Even so, there are some things-and they are among the most important things- which Britain cannot do for itself and by itself alone. Our balance of payments, for example, has been a recurring worry for twenty years and more. How difficult it will be for us to solve this problem depends quite largely on whether we can persuade other countries, including the United States, to join in creating enough world liquidity to match the expansion in world trade. There can, of course, be no question of reducing sterling's role as a key currency without the assurance of something better to put in its place. But it is a matter of urgent concern to us that our currency can come under severe strain for reasons outside our direct control, and force upon us internal policies which check our rate of growth.

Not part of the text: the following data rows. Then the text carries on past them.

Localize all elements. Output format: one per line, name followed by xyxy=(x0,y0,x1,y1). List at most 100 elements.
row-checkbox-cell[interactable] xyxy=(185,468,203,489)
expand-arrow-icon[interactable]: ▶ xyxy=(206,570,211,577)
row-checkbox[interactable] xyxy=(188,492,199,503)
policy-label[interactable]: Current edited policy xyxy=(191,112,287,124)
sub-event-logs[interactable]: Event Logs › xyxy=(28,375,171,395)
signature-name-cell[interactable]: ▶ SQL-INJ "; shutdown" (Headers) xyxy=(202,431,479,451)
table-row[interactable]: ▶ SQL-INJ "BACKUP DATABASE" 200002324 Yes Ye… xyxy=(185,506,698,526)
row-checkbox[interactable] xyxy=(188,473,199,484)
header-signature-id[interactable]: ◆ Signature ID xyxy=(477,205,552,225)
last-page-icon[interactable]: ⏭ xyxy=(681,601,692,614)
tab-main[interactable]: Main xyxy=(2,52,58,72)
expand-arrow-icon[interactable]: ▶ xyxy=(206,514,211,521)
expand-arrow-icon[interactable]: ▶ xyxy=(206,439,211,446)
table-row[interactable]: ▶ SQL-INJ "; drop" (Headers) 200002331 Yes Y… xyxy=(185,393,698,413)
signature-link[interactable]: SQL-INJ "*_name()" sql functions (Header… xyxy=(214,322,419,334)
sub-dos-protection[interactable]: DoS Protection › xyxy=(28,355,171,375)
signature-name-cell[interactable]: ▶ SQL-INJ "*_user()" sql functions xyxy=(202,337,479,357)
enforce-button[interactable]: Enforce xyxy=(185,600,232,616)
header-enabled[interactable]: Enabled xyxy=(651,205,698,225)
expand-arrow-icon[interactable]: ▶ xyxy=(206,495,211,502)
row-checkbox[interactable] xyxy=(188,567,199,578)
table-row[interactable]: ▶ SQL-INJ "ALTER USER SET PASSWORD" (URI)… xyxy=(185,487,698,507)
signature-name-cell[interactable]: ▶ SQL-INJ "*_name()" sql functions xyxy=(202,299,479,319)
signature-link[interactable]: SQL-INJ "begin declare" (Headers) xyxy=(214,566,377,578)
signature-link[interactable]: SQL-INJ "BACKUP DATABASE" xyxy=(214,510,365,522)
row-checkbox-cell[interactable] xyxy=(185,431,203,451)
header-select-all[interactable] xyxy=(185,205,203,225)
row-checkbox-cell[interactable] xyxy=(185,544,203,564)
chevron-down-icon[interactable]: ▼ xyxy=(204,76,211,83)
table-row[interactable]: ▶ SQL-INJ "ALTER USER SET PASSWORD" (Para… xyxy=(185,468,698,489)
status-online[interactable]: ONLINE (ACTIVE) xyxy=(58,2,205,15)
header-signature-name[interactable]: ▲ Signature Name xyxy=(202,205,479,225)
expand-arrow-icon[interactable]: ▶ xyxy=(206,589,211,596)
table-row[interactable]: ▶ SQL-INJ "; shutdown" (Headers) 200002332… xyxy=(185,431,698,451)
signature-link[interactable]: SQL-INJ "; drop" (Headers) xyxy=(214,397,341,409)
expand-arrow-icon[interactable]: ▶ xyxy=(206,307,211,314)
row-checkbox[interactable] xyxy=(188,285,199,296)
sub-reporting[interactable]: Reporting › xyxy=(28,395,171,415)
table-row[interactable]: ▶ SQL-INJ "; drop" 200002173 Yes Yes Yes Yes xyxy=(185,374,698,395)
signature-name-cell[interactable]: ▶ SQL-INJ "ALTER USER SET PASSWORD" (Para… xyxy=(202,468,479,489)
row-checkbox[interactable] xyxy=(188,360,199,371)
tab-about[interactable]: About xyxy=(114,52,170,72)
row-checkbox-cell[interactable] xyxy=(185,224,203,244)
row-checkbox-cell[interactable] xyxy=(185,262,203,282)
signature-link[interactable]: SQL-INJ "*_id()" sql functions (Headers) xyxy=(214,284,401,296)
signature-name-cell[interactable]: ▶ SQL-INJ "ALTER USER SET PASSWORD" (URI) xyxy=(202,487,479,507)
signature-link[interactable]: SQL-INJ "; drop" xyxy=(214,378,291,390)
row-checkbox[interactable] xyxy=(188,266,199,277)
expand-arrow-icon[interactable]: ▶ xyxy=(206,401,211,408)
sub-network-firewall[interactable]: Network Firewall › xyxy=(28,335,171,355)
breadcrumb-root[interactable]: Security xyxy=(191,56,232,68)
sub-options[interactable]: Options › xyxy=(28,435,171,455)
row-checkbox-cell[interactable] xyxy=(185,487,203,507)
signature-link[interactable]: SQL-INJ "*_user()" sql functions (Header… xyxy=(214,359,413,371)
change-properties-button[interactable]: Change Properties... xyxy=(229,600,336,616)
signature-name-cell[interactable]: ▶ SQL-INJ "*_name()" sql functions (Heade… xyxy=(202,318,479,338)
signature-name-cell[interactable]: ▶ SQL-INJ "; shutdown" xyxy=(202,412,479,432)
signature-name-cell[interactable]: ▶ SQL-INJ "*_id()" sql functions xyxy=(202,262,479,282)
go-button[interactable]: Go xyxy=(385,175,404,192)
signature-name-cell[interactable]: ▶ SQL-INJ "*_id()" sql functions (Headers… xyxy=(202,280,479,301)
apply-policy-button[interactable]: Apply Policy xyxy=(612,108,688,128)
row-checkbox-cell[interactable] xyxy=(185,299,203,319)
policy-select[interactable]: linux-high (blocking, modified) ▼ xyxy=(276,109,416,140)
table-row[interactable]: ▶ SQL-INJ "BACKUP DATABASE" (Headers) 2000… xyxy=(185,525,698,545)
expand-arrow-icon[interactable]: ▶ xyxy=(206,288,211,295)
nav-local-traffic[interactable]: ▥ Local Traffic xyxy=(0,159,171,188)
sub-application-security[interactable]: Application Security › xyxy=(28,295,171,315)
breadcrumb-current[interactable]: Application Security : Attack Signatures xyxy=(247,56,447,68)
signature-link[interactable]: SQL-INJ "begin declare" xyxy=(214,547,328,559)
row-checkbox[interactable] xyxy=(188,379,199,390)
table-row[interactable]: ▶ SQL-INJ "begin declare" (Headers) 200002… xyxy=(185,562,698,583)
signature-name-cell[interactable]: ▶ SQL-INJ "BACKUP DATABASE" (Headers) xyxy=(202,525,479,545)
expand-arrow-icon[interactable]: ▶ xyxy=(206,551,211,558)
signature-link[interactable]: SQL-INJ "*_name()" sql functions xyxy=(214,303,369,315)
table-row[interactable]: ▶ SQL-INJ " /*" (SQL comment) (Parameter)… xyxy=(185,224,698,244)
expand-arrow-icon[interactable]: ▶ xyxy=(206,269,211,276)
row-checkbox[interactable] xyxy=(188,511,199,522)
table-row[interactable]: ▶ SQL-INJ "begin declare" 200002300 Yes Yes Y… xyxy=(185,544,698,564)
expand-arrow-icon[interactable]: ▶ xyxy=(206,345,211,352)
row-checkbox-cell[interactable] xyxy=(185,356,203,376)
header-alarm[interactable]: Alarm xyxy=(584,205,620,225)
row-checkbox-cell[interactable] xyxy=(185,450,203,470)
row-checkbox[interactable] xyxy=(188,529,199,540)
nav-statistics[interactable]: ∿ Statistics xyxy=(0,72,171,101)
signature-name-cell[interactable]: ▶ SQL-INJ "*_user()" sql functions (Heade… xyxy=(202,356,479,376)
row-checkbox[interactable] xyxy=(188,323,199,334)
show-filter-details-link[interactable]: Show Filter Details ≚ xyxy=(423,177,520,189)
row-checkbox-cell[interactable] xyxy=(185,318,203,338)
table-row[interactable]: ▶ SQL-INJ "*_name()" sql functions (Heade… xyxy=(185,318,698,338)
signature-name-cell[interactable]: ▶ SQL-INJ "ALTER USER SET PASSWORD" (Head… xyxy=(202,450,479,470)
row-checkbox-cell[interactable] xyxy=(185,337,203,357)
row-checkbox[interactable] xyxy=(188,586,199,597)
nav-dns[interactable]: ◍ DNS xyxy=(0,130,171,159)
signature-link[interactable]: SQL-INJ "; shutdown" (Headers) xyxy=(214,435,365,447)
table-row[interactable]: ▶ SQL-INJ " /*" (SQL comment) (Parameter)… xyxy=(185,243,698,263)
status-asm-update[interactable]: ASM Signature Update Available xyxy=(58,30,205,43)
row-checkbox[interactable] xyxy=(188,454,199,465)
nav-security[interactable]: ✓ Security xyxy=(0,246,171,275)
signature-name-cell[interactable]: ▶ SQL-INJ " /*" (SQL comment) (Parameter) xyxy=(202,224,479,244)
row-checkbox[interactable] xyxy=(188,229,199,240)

Concluding this article as I do in the midst of the umpteenth economic crisis that Britain has suffered since the war, it would be neither surprising nor shameful if doubts assailed me about the future of my country. But even on a dark day, to quote Boswell, cheerfulness is always breaking in. The critics may dismiss this cheerfulness as "relentless frivolity." But since when was it a reproach to be known as Merrie England? And for all our trials and tribulations we have some causes left to be "merrie." Mine is still a very good country to live in. Its institutions are popular. Its justice is even-handed. Its press is free. Its tolerance and gentleness are still a byword. Its standard of living is among the highest in the world. It leads in many branches of pure science and applied technology, and excels in more than one of the arts. It has continued to shoulder large and proud responsibilities, to the Alliance and to the Commonwealth. Now it waits for the first favorable opportunity to augment its status and influence by helping to create a new power grouping in Europe-coöperative with the United States, but rivalling it in size, skills and resources. The conviction grows daily that Britain's responsibilities can best be maintained if she returns to the Continent of which she was once geographically, and has always been spiritually, an integral part.
[i] Anthony Eden, Earl of Avon, "The Burden of Leadership." Foreign Affairs, January 1966.